In der Therapeutischen Einrichtung Eppenhain fand eine Fachtagung zum Thema pathologisches Internet- und Computernutzungsverhalten statt.
Unter dem Titel „Vom Spiel zur Sucht“ wurde gemeinsam mit den 59 Gästen erörtert, wann Internet- und Computergebrauch als pathologisch bzw. behandlungsbedürftig anzusehen ist und wann ambulante oder stationäre Maßnahmen indiziert sind.
Ergebnisse:
Computer und Internet stehen nahezu in allen Haushalten zur Verfügung und der Computer ist ein sehr wichtiges nicht mehr weg zu denkendes Medium geworden, dass fast alle Jugendlichen schulisch/beruflich und privat nutzen. Reales und virtuelles Leben sind bereits heute miteinander verschmolzen und gehören in einer angemessenen Relation zu einem sozial integrierten Leben.

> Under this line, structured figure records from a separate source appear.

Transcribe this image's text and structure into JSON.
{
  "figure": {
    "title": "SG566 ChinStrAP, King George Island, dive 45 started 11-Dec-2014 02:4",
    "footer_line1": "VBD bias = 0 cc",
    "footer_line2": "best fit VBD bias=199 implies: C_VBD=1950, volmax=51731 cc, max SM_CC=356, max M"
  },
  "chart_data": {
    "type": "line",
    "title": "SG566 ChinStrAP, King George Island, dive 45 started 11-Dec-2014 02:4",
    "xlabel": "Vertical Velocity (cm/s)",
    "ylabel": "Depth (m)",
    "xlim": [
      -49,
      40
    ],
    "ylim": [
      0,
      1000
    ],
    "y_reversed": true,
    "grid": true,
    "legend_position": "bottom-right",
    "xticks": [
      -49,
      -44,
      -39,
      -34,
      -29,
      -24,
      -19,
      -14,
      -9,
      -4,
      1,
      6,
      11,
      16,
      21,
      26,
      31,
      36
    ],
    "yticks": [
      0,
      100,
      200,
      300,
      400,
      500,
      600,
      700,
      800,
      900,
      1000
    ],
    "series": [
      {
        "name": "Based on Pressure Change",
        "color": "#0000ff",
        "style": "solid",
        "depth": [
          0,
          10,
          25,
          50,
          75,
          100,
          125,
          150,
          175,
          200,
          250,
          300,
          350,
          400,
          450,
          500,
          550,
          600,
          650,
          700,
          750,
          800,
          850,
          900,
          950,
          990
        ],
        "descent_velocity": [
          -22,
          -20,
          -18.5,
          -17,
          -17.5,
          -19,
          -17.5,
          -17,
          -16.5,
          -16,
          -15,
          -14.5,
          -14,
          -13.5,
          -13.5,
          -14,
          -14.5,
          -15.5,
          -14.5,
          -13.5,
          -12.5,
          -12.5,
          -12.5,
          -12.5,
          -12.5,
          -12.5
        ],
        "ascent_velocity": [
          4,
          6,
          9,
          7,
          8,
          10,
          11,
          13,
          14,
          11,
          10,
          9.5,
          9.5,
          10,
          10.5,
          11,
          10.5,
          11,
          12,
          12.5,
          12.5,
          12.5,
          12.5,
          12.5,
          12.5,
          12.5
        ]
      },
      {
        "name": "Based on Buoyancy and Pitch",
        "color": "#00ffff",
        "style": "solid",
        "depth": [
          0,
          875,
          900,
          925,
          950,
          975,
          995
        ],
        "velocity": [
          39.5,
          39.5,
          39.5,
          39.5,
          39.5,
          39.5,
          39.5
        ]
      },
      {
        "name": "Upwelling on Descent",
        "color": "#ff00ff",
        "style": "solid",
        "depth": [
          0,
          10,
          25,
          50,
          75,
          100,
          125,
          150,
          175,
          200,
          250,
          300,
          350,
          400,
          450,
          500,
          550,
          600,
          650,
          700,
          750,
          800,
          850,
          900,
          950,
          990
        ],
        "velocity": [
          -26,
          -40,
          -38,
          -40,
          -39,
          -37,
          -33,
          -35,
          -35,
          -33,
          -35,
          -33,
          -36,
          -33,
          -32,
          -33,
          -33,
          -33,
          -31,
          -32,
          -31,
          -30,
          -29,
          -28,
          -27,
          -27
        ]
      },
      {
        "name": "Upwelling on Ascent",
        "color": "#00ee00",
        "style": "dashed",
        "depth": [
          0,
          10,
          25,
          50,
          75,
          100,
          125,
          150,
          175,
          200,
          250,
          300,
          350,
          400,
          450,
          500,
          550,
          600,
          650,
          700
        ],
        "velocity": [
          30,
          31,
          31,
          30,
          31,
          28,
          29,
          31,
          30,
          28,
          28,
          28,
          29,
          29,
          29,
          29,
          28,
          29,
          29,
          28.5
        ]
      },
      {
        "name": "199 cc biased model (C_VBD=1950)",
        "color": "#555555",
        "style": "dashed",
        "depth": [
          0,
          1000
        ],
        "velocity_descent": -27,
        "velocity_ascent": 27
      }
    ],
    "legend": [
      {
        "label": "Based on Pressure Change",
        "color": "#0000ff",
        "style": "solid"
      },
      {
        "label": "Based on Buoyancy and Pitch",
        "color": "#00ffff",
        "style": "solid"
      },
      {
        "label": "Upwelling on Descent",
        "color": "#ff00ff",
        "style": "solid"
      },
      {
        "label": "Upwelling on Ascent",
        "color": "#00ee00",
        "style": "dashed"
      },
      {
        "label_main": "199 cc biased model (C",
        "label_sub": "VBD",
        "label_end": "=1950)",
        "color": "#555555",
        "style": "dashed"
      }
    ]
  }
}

Pathologisch und somit mindestens ambulant behandlungsbedürftig wird das Internet- und Computernutzungsverhalten, wenn
- Betroffene über längere Zeitspannen den größten Teil des Tageszeitbudgets zur Internet- und Computernutzung verwenden,
- die Person die Kontrolle bezüglich des Beginns und der Beendigung ihrer Internet- und Computernutzung weitgehend verloren hat und Versuche, das Nutzungsausmaß zu reduzieren oder die Nutzung zu unterbrechen, erfolglos bleiben,
- zunehmend mehr Zeit für internet- und computerbezogene Aktivitäten aufgewandt wird,
- bei zeitweiliger, längerer Unterbrechung der Internet- und Computernutzung psychische Beeinträchtigungen auftreten und starkes, psychisches Verlangen (Craving) zur Wiederaufnahme der Internet- und Computeraktivität aufkommt,
- wegen der Internetaktivitäten sich insbesondere in den Bereichen „soziale Beziehungen“ (z.B. Ärger mit Freunden) sowie „Schule und Leistung“ negative Konsequenzen einstellen.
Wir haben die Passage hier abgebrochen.